E Aster Bunnymund by William Joyce

 

Genre: Fantasy/Children’s

Page Numbers: 251 pages

Dates Read: 9/15/13

Plot in three lines or less: Pitch, the Nightmare King, wasn’t defeated. They knew he would seek revenge. This time though, North, Ombric, Katherine and Nightlight need the help of E. Aster Bunnymund, the last of the Pooka Brotherhood. Only together will they be able to rescue the children and get one step closer to defeating Pitch once and for all.

New read or re-read? This was a new read for me.

Would you read it again? Would you recommend it to others? I would recommend reading it out loud to younger children. If you are interested in a deep plot with significant twists and turns, this isn’t going to be for you. I personally won’t read it again unless I’m reading it out loud to nieces/nephews/children. Oddly enough, despite this, I would still like to add it to my shelves.

Was it easy to read? Yes, it was very easy to read.

Can you relate to anything within the story? I loved how much emphasis was put on the friendships between the characters as they tried to defeat Pitch. It would be a very good lesson for younger children.
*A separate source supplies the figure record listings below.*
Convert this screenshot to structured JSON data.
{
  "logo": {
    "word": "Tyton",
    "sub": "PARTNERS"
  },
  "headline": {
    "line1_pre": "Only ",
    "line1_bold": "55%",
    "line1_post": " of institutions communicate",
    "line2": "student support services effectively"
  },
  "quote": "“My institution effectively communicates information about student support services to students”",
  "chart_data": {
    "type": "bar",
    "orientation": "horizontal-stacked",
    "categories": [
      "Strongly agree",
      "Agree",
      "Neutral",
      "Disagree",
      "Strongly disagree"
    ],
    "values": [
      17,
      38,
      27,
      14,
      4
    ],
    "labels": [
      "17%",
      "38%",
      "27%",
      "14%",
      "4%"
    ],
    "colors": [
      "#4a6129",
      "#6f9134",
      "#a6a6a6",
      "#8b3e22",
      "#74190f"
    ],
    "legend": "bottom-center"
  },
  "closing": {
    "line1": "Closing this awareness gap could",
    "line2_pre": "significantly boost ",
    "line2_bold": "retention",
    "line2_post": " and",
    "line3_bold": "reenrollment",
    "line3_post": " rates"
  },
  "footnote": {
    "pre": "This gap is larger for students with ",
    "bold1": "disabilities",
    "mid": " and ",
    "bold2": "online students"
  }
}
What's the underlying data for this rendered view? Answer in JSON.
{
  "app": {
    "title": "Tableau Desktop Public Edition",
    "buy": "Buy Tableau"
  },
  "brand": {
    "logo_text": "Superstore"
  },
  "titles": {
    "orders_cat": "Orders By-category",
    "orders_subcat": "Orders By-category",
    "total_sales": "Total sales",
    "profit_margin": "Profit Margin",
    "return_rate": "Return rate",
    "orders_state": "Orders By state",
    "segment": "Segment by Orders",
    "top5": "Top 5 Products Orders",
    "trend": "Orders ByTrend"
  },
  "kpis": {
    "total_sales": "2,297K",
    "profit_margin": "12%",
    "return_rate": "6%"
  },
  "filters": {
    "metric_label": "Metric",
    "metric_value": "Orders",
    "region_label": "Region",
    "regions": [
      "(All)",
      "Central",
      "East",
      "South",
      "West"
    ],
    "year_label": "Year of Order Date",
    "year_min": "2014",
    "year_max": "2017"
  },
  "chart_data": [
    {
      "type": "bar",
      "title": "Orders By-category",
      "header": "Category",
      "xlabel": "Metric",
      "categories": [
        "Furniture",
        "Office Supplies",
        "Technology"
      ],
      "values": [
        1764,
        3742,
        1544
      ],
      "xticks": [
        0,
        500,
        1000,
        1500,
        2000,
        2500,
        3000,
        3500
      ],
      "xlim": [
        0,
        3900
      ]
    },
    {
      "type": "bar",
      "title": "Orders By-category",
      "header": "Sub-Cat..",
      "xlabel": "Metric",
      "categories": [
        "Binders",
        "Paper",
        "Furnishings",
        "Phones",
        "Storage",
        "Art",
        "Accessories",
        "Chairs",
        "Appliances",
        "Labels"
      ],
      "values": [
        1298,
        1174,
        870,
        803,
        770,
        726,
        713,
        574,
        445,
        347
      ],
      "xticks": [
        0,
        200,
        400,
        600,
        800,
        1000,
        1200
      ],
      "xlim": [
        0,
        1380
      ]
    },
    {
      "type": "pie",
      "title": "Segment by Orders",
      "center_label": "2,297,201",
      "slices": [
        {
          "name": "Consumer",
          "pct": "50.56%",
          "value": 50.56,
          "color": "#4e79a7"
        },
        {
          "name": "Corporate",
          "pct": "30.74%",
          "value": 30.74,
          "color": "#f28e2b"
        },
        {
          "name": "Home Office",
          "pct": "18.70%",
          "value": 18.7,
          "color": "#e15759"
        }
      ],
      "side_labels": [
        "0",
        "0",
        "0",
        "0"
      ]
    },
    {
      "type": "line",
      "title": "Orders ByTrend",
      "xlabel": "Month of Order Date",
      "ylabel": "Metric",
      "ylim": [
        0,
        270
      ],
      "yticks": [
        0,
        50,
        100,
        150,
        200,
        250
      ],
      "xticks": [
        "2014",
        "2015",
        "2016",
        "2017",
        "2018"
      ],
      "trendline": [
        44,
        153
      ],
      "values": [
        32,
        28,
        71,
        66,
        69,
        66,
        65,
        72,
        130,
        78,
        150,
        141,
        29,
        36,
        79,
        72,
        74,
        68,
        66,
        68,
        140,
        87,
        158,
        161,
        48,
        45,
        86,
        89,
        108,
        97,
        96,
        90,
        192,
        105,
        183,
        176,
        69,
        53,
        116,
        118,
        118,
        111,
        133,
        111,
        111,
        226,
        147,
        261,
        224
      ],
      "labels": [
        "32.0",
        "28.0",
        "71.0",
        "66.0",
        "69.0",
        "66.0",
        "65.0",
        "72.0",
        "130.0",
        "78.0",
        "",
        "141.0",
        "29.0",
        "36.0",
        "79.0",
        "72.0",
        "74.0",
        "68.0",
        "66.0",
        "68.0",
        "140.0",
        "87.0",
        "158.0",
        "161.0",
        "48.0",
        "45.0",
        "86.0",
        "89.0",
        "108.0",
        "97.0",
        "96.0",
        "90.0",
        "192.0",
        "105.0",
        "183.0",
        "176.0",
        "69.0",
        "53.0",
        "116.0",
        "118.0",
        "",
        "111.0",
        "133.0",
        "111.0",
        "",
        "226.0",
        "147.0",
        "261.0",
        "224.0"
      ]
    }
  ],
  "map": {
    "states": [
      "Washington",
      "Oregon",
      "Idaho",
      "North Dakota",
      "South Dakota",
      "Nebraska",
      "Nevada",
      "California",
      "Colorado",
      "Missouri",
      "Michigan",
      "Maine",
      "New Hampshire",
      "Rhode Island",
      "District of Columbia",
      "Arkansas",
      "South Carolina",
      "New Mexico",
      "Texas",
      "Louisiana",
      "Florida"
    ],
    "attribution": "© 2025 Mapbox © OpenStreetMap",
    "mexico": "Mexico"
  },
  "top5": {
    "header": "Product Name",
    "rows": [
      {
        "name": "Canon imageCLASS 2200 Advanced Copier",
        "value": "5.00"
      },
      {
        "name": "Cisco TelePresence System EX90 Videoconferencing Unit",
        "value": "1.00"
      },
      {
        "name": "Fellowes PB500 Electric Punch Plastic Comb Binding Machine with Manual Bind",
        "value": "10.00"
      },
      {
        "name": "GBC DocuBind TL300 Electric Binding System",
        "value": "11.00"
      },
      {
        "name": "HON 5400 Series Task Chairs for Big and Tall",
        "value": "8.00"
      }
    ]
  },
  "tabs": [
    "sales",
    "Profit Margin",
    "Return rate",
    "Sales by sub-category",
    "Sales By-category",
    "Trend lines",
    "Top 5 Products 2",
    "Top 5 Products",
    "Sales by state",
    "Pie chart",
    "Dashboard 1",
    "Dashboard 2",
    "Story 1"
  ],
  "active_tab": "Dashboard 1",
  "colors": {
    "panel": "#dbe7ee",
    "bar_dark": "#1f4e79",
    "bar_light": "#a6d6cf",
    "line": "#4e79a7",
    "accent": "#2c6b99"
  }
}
Favorite Character(s): Nightlight, who is a fairy-sort of creature. He only has one line in the entire book, but it is an important line, one the characters could not have survived without him uttering.

Favorite Line(s): “A friend who understands everything without being told is the rarest and best kind of friend.

“Nightlight had always known that taking the sorrows of those you love makes you stronger in the end.

Is there anything about it that you did not like? If there’s anything I didn’t like, it is that I am used to more in-depth types of writing. This is a book geared towards children ages 7-9, and thus I can’t expect the styles that I’m used to. This doesn’t mean I think the book was bad; far from it, it is just one that I would personally not choose to read again, unless I am reading it with my children.

Is there anything else you would like to add? This was one of the two library books I found that was not a Diana Wynne Jones book.